1/(1-x) = \[\sum_{0}^{\infty} x^n\] im sorry that is completely wrong

Answer 8

where you are sending 0 --> infinity

Answer 9

what a series does is it models something else by using and infinite amount of terms. that is why you can equate what i stated above

Answer 10

and you sum allll of those terms

Answer 11

1/(1-x) is defined by
\[\sum_{n \rightarrow0}^{\infty}x^n\] = \[1 + x^2 + x^3 + x^4 + x^5 + ... + x^n\]

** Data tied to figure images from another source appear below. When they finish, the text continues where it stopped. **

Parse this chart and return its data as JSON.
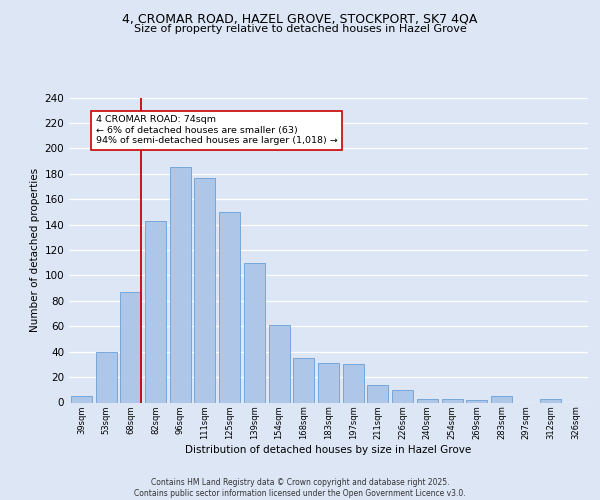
{
  "title_line1": "4, CROMAR ROAD, HAZEL GROVE, STOCKPORT, SK7 4QA",
  "title_line2": "Size of property relative to detached houses in Hazel Grove",
  "xlabel": "Distribution of detached houses by size in Hazel Grove",
  "ylabel": "Number of detached properties",
  "categories": [
    "39sqm",
    "53sqm",
    "68sqm",
    "82sqm",
    "96sqm",
    "111sqm",
    "125sqm",
    "139sqm",
    "154sqm",
    "168sqm",
    "183sqm",
    "197sqm",
    "211sqm",
    "226sqm",
    "240sqm",
    "254sqm",
    "269sqm",
    "283sqm",
    "297sqm",
    "312sqm",
    "326sqm"
  ],
  "values": [
    5,
    40,
    87,
    143,
    185,
    177,
    150,
    110,
    61,
    35,
    31,
    30,
    14,
    10,
    3,
    3,
    2,
    5,
    0,
    3,
    0
  ],
  "bar_color": "#aec6e8",
  "bar_edge_color": "#6a9fd8",
  "bg_color": "#dce6f5",
  "fig_bg_color": "#dce6f5",
  "grid_color": "#ffffff",
  "vline_color": "#cc0000",
  "vline_pos": 2.43,
  "annotation_text": "4 CROMAR ROAD: 74sqm\n← 6% of detached houses are smaller (63)\n94% of semi-detached houses are larger (1,018) →",
  "annotation_box_facecolor": "#ffffff",
  "annotation_box_edgecolor": "#cc0000",
  "footer_text": "Contains HM Land Registry data © Crown copyright and database right 2025.\nContains public sector information licensed under the Open Government Licence v3.0.",
  "ylim": [
    0,
    240
  ],
  "yticks": [
    0,
    20,
    40,
    60,
    80,
    100,
    120,
    140,
    160,
    180,
    200,
    220,
    240
  ]
}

but this is not your equation.

Answer 12

right? you can find that series in any caluculus text book

Answer 13

that series has to be memorized

Answer 14

ya

Answer 15

so to get to your equation you must multiply everyyy term by x because

x * 1/(1-x) = \[x *\sum_{n=0}^{\infty} x^n\]

Answer 16

ok

Answer 17

multiplying by x your exponents are n and 1. when multiplying like bases you add exponents you get n + 1 so. \[x/(1-x) = \sum_{n=0}^{\infty} x^{n+1}\] = \[x + x^2 + x^3 + x^4 + x^5 + .... + x^{n+1}\]

Answer 18

cool right?

Answer 19

ok can i ask you one more question

Answer 20

yeah

Answer 21

so to find the interval of convergence how would i go about that

Answer 22

okay

Answer 23

have you learned the nth root test? or ratio test?

Answer 24

yeah

Answer 25

so you can take the ratio test. of the series. which states you must take the absolute value of the An+1 and divide by An you should get

| x^[ (n+1) +1 ] / x^(n+1) | = | x^(n+2) / x^(n+1) |

Answer 26

can you simplify that? dont froget the ABS and show me what you get

Answer 27

Is that just X^N?

Answer 28

|x^N|

Answer 29

you can look at it as multiples in the numerator and denominator

Answer 30

you have x^(n+2) = x^n * x * x

right? its all just boring exponent work

Answer 31

you get that?

Answer 32

in the numerator

Answer 33

yeah

Answer 34

you get that?

Answer 35

So is it just X^N+1?

Answer 36

dont forget you have a multiple of x^n in the denominator so they cancel each other

x^(n+2) / x^(n+1) = { x^n * x * x } / { x^n * x }

Answer 37

So just X then?

Answer 38

yeah. real quick work it out on a piece of paper while i type up the next part

Answer 39

ok

Answer 40

the ratio test states Xn+1 / Xn < \[\left| x_{n+1}/x _{n} \right|< \rho =1\]

Xn+1 / Xn = x

Answer 41

you can plug solve for x in the inequality

| x | < p = 1

| x | < 1

-1 > x > 1

Answer 42

so that is the IOC

Answer 43

ah ok got it

Answer 44

you can test the end points now

An = X^(n+1)

Answer 45

so to check for the end points you just plug into x

Answer 46

yeah

Answer 47

perfect

Answer 48

and for 1 it diverges because it doesnt converge
and -1 it diverges also right

Answer 49

but into the series. its kind of something a little technical

x^n doesnt equal series x^n

Answer 50

yeah because it is a divergent geometric series where r must be <1

r^n

Answer 51

or acutally its |r| < 1 to converge and your r's are -1 and 1. any x that is a fraction, for this series, would converge.

Answer 52

alright got it

Answer 53

the ratio test is just difficult with the exponents

Answer 54

ok thanks